Jonathan Davis, chartered financial planner at Armstrong Davis, points out that unemployment is at its highest point in seven years and could continue rising.
An income protection plan covering unemployment only can cost as little as £6 per month from Best Insurance. You can take out a plan that also covers accidents and sickness (ASU Income protection) for a monthly premium of £11.25 from Securityfirst.
Davis says that building up a cash reserve for emergencies should be a priority for all new homeowners. If they are unable to afford all forms of cover he recommends income protection, often referred to as permanent health insurance, as the most important. “Young people are often more likely to become injured through sporting activities rather than illness, but if they cannot work the effects are the same,” says Davis. “Income protection does not involve huge costs, and can be reduced further by deferring the point at which payments start.” Deferment is a good idea if you have some money saved to tide you over for a few months, or if you have taken out MPPI which will pay out for a limited period, typically 12 months.
Now that interest rates have risen to their highest levels in more than five years to 5.25 per cent, it is also a good idea to check you have not signed up to any plans you don’t really need.

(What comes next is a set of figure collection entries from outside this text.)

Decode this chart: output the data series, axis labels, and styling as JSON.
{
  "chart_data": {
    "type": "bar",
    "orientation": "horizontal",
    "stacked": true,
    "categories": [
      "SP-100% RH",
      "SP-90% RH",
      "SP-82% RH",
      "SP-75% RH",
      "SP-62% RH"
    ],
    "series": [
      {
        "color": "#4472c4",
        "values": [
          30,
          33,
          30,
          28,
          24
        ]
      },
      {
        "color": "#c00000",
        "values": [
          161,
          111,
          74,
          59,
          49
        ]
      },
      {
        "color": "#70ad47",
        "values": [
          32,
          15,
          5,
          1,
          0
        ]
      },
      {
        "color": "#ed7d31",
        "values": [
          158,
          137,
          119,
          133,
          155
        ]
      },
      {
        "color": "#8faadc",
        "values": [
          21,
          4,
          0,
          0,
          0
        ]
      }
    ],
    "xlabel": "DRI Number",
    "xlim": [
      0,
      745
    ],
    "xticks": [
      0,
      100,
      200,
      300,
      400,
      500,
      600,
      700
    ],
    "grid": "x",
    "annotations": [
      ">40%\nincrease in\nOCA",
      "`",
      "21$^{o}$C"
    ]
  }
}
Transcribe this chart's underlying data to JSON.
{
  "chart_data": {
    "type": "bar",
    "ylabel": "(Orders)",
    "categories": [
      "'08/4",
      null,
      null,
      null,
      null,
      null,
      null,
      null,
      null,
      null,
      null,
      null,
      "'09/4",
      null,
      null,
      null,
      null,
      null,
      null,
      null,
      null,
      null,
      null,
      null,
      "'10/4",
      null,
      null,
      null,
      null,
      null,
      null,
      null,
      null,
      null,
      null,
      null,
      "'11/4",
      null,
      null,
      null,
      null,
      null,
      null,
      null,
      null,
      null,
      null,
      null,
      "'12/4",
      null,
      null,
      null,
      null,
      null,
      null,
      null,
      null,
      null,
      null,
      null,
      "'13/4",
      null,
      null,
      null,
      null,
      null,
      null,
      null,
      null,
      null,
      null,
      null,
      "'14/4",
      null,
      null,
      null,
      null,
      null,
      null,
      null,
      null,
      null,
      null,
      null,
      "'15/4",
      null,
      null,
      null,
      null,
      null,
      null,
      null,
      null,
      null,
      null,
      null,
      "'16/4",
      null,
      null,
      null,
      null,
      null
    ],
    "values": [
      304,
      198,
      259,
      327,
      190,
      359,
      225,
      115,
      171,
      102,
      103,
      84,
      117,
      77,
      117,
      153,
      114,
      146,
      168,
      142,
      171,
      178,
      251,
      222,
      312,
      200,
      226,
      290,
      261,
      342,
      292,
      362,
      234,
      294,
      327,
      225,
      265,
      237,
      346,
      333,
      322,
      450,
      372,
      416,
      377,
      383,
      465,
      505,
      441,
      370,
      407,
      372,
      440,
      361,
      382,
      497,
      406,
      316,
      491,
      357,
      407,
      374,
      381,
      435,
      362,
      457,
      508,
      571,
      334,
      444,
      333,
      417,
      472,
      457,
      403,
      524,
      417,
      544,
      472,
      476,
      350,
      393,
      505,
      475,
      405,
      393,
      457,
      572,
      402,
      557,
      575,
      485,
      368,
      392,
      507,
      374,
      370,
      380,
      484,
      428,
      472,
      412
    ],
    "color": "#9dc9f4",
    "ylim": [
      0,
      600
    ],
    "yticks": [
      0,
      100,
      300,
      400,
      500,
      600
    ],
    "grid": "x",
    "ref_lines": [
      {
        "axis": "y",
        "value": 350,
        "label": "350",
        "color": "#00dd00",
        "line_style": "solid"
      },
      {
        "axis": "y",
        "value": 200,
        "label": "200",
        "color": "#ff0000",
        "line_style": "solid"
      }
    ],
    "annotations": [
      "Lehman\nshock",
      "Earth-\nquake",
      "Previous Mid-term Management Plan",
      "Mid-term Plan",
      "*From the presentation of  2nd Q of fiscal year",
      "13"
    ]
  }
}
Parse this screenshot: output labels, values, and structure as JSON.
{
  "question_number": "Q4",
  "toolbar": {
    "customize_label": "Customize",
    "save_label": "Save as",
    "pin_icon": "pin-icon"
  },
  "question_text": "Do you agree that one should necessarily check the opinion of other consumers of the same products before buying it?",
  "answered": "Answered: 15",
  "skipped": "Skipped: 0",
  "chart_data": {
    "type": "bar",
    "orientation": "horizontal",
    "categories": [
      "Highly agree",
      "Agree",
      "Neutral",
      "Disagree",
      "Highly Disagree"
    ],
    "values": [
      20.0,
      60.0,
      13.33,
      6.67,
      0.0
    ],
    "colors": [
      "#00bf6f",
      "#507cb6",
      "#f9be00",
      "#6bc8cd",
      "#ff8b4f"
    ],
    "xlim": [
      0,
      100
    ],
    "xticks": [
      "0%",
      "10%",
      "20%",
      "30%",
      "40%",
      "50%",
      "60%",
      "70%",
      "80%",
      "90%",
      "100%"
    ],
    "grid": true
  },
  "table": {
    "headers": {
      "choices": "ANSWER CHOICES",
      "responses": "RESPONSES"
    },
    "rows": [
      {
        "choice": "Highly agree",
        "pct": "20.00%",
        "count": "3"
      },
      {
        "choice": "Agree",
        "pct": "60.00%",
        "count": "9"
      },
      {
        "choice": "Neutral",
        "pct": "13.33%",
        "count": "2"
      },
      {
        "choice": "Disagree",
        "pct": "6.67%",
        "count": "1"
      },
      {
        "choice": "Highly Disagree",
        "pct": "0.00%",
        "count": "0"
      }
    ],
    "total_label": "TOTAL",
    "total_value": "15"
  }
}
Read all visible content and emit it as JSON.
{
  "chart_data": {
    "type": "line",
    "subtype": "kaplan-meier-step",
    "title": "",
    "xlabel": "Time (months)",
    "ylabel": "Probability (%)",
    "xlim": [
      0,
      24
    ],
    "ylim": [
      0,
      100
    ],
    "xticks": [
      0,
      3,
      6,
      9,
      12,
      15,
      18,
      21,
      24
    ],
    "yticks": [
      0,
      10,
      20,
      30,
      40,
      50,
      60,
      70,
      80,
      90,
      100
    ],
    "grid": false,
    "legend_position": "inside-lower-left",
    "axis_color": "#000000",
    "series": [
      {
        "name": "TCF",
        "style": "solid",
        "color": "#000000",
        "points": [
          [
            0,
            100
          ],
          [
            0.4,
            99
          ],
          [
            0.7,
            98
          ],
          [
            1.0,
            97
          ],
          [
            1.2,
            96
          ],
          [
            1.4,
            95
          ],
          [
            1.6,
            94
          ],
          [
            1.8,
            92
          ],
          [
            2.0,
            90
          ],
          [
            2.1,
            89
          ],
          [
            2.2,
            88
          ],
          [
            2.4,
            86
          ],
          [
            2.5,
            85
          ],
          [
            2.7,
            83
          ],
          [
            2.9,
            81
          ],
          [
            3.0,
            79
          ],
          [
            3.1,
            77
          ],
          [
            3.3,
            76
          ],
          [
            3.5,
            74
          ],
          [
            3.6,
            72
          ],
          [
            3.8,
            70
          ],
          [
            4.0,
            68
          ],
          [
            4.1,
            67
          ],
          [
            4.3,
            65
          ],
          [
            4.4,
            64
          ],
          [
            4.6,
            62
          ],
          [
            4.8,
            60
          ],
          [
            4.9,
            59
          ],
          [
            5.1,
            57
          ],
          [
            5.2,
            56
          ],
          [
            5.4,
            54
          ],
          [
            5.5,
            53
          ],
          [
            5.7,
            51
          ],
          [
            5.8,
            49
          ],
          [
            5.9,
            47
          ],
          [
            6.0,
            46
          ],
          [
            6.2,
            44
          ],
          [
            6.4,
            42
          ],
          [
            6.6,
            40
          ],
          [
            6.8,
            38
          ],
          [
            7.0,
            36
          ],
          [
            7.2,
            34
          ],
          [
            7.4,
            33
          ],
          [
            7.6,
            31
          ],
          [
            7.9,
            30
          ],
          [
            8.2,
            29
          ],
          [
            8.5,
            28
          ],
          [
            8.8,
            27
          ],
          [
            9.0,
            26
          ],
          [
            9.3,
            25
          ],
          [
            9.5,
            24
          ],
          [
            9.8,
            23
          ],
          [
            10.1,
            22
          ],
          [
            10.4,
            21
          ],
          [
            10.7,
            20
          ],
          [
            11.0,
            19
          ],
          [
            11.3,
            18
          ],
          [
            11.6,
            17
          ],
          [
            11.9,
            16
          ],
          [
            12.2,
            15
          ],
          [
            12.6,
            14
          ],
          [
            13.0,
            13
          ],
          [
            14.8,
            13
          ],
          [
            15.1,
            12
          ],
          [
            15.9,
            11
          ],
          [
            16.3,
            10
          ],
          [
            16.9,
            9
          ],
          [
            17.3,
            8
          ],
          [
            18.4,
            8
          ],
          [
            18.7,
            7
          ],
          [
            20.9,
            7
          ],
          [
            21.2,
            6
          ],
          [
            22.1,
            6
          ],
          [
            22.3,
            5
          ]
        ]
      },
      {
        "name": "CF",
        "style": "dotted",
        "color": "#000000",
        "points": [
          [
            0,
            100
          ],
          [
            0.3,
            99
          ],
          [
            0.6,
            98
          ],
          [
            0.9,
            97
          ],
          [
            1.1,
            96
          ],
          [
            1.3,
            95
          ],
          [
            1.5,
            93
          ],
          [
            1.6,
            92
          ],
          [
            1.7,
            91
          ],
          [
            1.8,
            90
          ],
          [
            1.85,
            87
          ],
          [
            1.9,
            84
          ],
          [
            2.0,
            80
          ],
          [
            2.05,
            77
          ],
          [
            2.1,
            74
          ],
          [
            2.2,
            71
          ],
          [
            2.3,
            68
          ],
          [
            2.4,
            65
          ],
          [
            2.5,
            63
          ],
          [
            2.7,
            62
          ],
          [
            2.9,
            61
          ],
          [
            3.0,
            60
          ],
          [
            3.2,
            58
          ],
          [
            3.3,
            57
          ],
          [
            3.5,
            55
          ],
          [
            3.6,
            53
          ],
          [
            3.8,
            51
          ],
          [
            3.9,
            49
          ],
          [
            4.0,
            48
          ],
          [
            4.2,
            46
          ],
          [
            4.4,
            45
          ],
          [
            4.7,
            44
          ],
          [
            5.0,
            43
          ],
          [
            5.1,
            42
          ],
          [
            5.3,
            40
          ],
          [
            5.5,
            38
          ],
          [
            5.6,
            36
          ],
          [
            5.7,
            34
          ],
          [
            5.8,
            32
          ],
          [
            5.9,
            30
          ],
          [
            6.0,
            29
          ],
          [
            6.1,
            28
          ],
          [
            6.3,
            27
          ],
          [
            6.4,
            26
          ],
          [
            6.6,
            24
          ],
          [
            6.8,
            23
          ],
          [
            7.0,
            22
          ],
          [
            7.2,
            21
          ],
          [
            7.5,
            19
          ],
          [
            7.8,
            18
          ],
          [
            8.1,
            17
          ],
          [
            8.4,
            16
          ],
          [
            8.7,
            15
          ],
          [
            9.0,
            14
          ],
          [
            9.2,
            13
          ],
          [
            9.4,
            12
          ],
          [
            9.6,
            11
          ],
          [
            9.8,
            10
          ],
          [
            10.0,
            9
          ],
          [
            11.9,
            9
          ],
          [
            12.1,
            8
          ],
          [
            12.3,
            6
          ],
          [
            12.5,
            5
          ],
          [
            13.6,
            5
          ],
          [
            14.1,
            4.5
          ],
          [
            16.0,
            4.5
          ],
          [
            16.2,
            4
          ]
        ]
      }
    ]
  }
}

“Life assurance is an unnecessary cost unless you have dependants,” says Burgess. However the younger you are, the cheaper the cover charge will be. You can either take out life assurance that pays a lump sum on your death or one that pays out an annual income called the family income benefit, which is cheaper. According to moneysupermarket.com, the cheapest deal is at More Than where £100,000 cover costs £9.12 a month. Add on critical illness cover and the cheapest rates are at Torquil Clark, which charges monthly rates of £28.67.
Critical illness cover, which pays out if you suffer a specified illness such as heart attack, cancer or a stroke, is an increasingly popular form of insurance. However some advisers receive large commissions on this product, and it may not be the most effective form of cover for you.
Burgess says before you pay for critical illness cover you should check your employer’s sick pay scheme. “There are some very good ones around and if you have one of these you shouldn’t need to take out critical illness cover,” he says. “However, increasingly employers are using discretionary schemes where they can choose whether or not to pay out.”
As most first-time buyers are relatively young it also makes sense to take out an age-rated policy: the younger you are the less likely you are to become critically ill, incapacitated or unable to find work. As you are less of a risk, some insurers will offer cheaper rates.
Independent advisers and comparison websites such as www.moneysupermarket.com and www.insurancewide.com can help research the market and, if you know what you want, discount brokers such as www.cavendishonline.co.uk can cut the cost of cover.
“Be an informed purchaser,” advises Burgess. “You’ll find the price of apathy will cost you dearly.”